Python package to query GraphQL for collecting metadata of GitHub repositories that meet the specified filters.
Note: you need a personal access token to access the GraphQL APIs. See how to get one here.
The package can be installed from PyPI as follows:
pip install repositories-collector
from datetime import datetime
from repocollector.github import GithubRepositoriesCollector
github_crawler = GithubRepositoriesCollector('<GITHUB ACCESS TOKEN>')
for repo in github_crawler.collect_repositories(
since=datetime(2019, 12, 31),
until=datetime(2020, 12, 31),
pushed_after=datetime(2020, 6, 1), # Committed after
min_issues=0,
min_releases=0,
min_stars=0,
min_watchers=0,
primary_language='<language>'): # "python", "java", etc.
print('id:', repo['id']) # e.g., 123456
print('default_branch:', repo['default_branch']) # e.g., main
print('owner:', repo['owner']) # e.g., radon-h2020
print('name:', repo['name']) # e.g., radon-repositories-collector
print('full name:', repo['full_name']) # e.g., radon-h2020/radon-repositories-collector
print('url:', repo['url'])
print('description:', repo['description'])
print('issues:', repo['issues'])
print('releases:', repo['releases'])
print('stars:', repo['stars'])
print('watchers:', repo['watchers'])
print('primary_language:', repo['primary_language'])
print('created_at:', repo['created_at'])
print('pushed_at:', repo['pushed_at'])
print('dirs:', repo['dirs']) # list of repo's root directories, e.g., [repocollector]
A Python library to collect repositories metadata from GitHub.
positional arguments:
since collect repositories created since this date (default: 2014-01-01 00:00:00)
until collect repositories created up to this date (default: 2014-01-01 00:00:00)
dest destination folder for report
optional arguments:
-h, --help show this help message and exit
-v, --version show program's version number and exit
--pushed-after DATE_PUSH
collect only repositories pushed after this date (default: 2014-01-01 00:00:00)
--min-issues MIN_ISSUES
collect repositories with at least <min-issues> issues (default: 0)
--min-releases MIN_RELEASES
collect repositories with at least <min-releases> releases (default: 0)
--min-stars MIN_STARS
collect repositories with at least <min-stars> stars (default: 0)

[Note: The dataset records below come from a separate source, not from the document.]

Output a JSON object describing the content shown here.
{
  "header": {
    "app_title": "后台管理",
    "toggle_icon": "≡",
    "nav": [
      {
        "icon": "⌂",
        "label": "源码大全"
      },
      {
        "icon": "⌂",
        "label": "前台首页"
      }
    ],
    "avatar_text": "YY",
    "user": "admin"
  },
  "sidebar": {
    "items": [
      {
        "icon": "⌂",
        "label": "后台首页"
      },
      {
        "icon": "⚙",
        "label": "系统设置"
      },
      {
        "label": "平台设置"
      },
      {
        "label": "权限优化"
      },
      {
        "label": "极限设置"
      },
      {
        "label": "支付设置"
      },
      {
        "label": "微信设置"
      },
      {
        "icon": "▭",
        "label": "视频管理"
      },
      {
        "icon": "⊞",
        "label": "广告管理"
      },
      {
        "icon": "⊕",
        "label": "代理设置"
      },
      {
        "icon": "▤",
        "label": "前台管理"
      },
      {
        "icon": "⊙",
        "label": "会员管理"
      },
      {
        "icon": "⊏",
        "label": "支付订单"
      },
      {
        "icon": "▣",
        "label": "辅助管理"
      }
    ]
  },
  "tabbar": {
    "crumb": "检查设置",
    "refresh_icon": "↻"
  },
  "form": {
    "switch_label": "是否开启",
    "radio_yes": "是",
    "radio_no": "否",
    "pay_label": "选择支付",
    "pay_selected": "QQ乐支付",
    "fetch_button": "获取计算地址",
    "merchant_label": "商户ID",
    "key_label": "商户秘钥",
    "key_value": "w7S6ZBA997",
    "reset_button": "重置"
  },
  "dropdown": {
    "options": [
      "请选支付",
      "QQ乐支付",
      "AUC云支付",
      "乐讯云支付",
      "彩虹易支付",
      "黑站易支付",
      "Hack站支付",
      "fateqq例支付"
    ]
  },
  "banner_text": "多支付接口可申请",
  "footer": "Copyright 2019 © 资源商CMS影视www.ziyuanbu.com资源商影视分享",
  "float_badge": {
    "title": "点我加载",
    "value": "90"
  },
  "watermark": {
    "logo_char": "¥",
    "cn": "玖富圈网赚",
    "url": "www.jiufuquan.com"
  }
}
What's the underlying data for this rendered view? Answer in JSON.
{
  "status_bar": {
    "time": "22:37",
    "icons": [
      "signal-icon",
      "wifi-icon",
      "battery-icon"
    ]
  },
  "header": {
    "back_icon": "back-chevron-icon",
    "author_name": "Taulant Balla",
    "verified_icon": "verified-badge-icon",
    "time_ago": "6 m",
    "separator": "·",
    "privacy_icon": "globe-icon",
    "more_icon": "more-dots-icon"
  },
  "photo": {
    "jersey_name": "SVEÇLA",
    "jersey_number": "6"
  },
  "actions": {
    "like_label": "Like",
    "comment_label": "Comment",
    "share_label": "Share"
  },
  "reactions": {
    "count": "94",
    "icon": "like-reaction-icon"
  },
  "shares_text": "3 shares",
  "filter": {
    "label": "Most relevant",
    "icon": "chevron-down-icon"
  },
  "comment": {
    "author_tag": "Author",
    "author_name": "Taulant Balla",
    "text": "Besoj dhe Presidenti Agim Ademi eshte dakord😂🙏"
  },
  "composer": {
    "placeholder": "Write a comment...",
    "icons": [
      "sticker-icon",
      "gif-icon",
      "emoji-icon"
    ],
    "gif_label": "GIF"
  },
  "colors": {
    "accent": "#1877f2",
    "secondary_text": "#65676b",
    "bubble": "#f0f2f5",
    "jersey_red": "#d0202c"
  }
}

--min-watchers MIN_WATCHERS
collect repositories with at least <min-watchers> watchers (default: 0)
--primary-language PRIMARY_LANGUAGE
collect repositories written in this language
--verbose show log (default: False)
Output Running the tool from command-line generates a JSON and HTML report accessible at <dest>/report.html.
Example The following command searches for repositories written in python created between 31 Dec 2019 and 31 Dec 2020 with at least one commit after 1 Jun 2020 (i.e.,pushed after):
repositories-collector 2019-12-31 2020-12-31 /tmp/ --pushed_after 2020-06-01 --min_issues 0 --min_releases 0 --min_stars 0 --min_watchers 0 --primary_language python
The report is saved at /tmp/repositories.html
and /tmp/repositories.json
.